The European Commission wants to force five member states to enact controversial rules on the retention of telecommunications data.
Cecilia Malmström, the European commissioner for home affairs, today (18 April) announced that the Commission is to begin infringement proceedings against member states that have failed to transpose the EU’s data retention directive of 2006 into national law.
In addition to Sweden, against which an infringement procedure has already been launched, this concerns Austria, the Czech Republic, Germany and Romania.
Austria might be able to avoid legal action if it swiftly adopts a law on data retention that has already been proposed. The Czech Republic, Germany and Romania, where constitutional courts have annulled domestic laws on the subject, are all studying how to transpose the directive.
Sabine Leutheusser-Schnarrenberger, Germany’s justice minister, told German media at the weekend that it would be “nonsensical” if the Commission insisted on the transposition of a directive that was about to be amended. The issue has created tensions in Germany’s coalition government, with Leutheusser-Schnarrenberger and other liberals doubting the need for the data retention directive, and the centre-right CDU/CSU supporting the mechanism.

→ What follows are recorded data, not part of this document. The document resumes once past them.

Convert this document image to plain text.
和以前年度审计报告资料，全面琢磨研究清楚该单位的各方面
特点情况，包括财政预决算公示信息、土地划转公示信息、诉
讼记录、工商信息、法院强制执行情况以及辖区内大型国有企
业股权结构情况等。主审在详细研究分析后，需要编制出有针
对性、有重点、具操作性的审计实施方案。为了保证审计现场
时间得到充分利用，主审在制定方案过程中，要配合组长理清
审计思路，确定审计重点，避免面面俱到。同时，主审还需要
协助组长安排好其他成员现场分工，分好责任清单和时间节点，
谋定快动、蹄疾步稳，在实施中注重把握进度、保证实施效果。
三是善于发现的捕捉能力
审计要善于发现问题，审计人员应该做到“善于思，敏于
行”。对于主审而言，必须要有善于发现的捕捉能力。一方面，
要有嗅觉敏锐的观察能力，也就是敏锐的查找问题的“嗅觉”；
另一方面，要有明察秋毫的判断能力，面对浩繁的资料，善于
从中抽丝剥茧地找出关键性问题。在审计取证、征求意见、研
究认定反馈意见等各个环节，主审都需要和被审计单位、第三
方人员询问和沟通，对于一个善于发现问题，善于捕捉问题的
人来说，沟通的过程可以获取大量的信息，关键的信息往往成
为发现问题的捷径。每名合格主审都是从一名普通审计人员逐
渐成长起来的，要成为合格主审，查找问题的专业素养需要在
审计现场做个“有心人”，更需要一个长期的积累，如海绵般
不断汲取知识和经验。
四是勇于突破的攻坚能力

Malmström said that all EU member states had to be treated equally and stressed that it was the member states, not the Commission, that pressed for the directive in the wake of terrorist bombings in Madrid and London in 2004 and 2005.
Malmström conceded that the directive was in “need of improvement” but stressed that data retention was “crucial in solving crimes”.
She said that she might propose amendments to the directive before the end of the year, including a more harmonised definition of what constitutes “serious crime”.
According to a Commission evaluation presented today, there are huge disparities in the way that member states use the EU obligation on telecommunications providers to retain location and traffic data on emails and telephone calls. In 2009, law enforcement authorities in Cyprus requested the use of data retained by telecoms providers in 40 cases while in Poland the figure exceeded one million. The Polish figure might be out by a factor of four since identical requests to the country’s four main service providers are counted separately, but it is still disproportionately high, according to a Commission official.
There is also disparity among the member states on the duration of data retention, from six months to two years – the minimum and maximum allowed by the directive.